Una
famiglia agiata ed equamente rappresentata (padre, madre, figlio, figlia) si
reca nella sua casa di campagna ma la trova occupata da profughi ostili e
violenti che uccidono il capofamiglia a fucilate. Sconvolti e derubati dei loro
averi, i superstiti vagano attraverso campagne desolate, dove ben presto si
rendono conto che non sono i soli a vivere quest’odissea e che un qualche
evento catastrofico ha reso gli uomini simili a bestie feroci. Incapaci di
capire cosa sia realmente avvenuto, i tre, dopo un po’, smettono di
chiederselo, strenuamente impegnati nella lotta per la sopravvivenza. Tetro
apologo apocalittico di Haneke, che “ruba” il titolo a un poema tedesco, trae
possibile ispirazione da un misconosciuto film di Ingmar Bergman (L’ora del lupo (Vargtimmen, 1968)), allargandone però la prospettiva da scala
individuale a collettiva, e dà forma concreta ad un celebre proverbio latino (“Homo homini lupus”). Obbediente al suo
stile asettico e alla sua tirannica estetica del diniego, che bandisce ogni
orpello in favore di un cinema duro e puro, l’autore realizza un fosco affresco
“a tesi”, glaciale nei toni e radicale nei temi. Antiretorico e del tutto privo
di sovrastrutture sociali, connotazioni geografiche e collocazioni storiche,
questo opus n. 8 di Haneke va letto
come agghiacciante parabola sulla propensione umana alla violenza. Con un
utilizzo ossessivo della luce naturale, il rifiuto di implicazioni psicologiche
e la totale rinuncia a qualsiasi spiegazione (fedele alla lezione hitchcockiana
su come amplificare la portata angosciosa di un’apocalisse), questo freddo
trattato di antropologia estrema è un ritorno allo stadio ferino ed un viaggio
di smarrimento del sé. Senza concedere sconti al consumismo imperante che ha
impoverito il “terzo mondo” (nella parte iniziale la brutalità degli aggressori
è chiaramente imputabile alla loro disperata condizione di fame) e alle
ipocrisie dei nuovi modelli politici liberisti, il regista austriaco abbraccia
una dimensione corale, a lui poco congeniale, che finisce per indebolire il suo
aspro intimismo antropologico. Meno geometico e più metafisico rispetto ai suoi
standard, Haneke concede anche una non banale apertura nel finale che suggerisce
una luce di speranza, ricorrendo a un artificio fantastico che dovrebbe
suggerire la potenza ancestrale dell’istinto di sopravvivenza, ovvero la più
grande forza insita nell’uomo. Nel cast segnaliamo Isabelle Huppert (musa del
regista), Maurice Bénichou, Patrice Chéreau e Béatrice Dalle, diva “maledetta”

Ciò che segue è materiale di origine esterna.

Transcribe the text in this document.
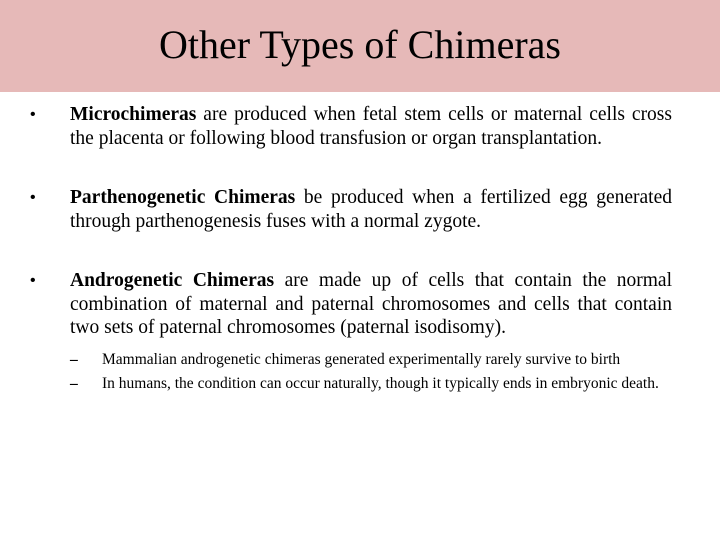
Other Types of Chimeras
•	Microchimeras are produced when fetal stem cells or maternal cells cross the placenta or following blood transfusion or organ transplantation.
•	Parthenogenetic Chimeras be produced when a fertilized egg generated through parthenogenesis fuses with a normal zygote.
•	Androgenetic Chimeras are made up of cells that contain the normal combination of maternal and paternal chromosomes and cells that contain two sets of paternal chromosomes (paternal isodisomy).
– Mammalian androgenetic chimeras generated experimentally rarely survive to birth
– In humans, the condition can occur naturally, though it typically ends in embryonic death.
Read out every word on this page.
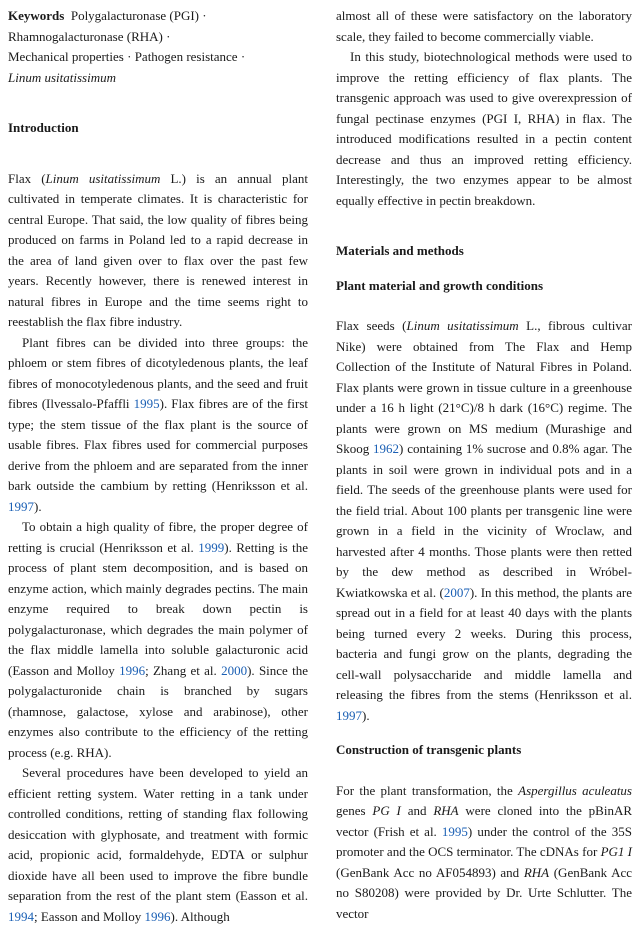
Keywords Polygalacturonase (PGI) ·
Rhamnogalacturonase (RHA) ·
Mechanical properties · Pathogen resistance ·
Linum usitatissimum
Introduction

Flax (Linum usitatissimum L.) is an annual plant cultivated in temperate climates. It is characteristic for central Europe. That said, the low quality of fibres being produced on farms in Poland led to a rapid decrease in the area of land given over to flax over the past few years. Recently however, there is renewed interest in natural fibres in Europe and the time seems right to reestablish the flax fibre industry.

Plant fibres can be divided into three groups: the phloem or stem fibres of dicotyledenous plants, the leaf fibres of monocotyledenous plants, and the seed and fruit fibres (Ilvessalo-Pfaffli 1995). Flax fibres are of the first type; the stem tissue of the flax plant is the source of usable fibres. Flax fibres used for commercial purposes derive from the phloem and are separated from the inner bark outside the cambium by retting (Henriksson et al. 1997).

To obtain a high quality of fibre, the proper degree of retting is crucial (Henriksson et al. 1999). Retting is the process of plant stem decomposition, and is based on enzyme action, which mainly degrades pectins. The main enzyme required to break down pectin is polygalacturonase, which degrades the main polymer of the flax middle lamella into soluble galacturonic acid (Easson and Molloy 1996; Zhang et al. 2000). Since the polygalacturonide chain is branched by sugars (rhamnose, galactose, xylose and arabinose), other enzymes also contribute to the efficiency of the retting process (e.g. RHA).

Several procedures have been developed to yield an efficient retting system. Water retting in a tank under controlled conditions, retting of standing flax following desiccation with glyphosate, and treatment with formic acid, propionic acid, formaldehyde, EDTA or sulphur dioxide have all been used to improve the fibre bundle separation from the rest of the plant stem (Easson et al. 1994; Easson and Molloy 1996). Although

almost all of these were satisfactory on the laboratory scale, they failed to become commercially viable.

In this study, biotechnological methods were used to improve the retting efficiency of flax plants. The transgenic approach was used to give overexpression of fungal pectinase enzymes (PGI I, RHA) in flax. The introduced modifications resulted in a pectin content decrease and thus an improved retting efficiency. Interestingly, the two enzymes appear to be almost equally effective in pectin breakdown.

Materials and methods
Plant material and growth conditions

Flax seeds (Linum usitatissimum L., fibrous cultivar Nike) were obtained from The Flax and Hemp Collection of the Institute of Natural Fibres in Poland. Flax plants were grown in tissue culture in a greenhouse under a 16 h light (21°C)/8 h dark (16°C) regime. The plants were grown on MS medium (Murashige and Skoog 1962) containing 1% sucrose and 0.8% agar. The plants in soil were grown in individual pots and in a field. The seeds of the greenhouse plants were used for the field trial. About 100 plants per transgenic line were grown in a field in the vicinity of Wroclaw, and harvested after 4 months. Those plants were then retted by the dew method as described in Wróbel-Kwiatkowska et al. (2007). In this method, the plants are spread out in a field for at least 40 days with the plants being turned every 2 weeks. During this process, bacteria and fungi grow on the plants, degrading the cell-wall polysaccharide and middle lamella and releasing the fibres from the stems (Henriksson et al. 1997).

Construction of transgenic plants

For the plant transformation, the Aspergillus aculeatus genes PG I and RHA were cloned into the pBinAR vector (Frish et al. 1995) under the control of the 35S promoter and the OCS terminator. The cDNAs for PG1 I (GenBank Acc no AF054893) and RHA (GenBank Acc no S80208) were provided by Dr. Urte Schlutter. The vector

del cinema francese specializzata in ruoli estremi. E’ un film chiaramente al
di sotto degli altissimi livelli qualitativi a cui l’autore ci ha abituati
(che, non a caso, è stato stroncato dalla critica in modo unanime), ma comunque
non privo di spunti interessanti e di momenti di possente suggestione figurativa.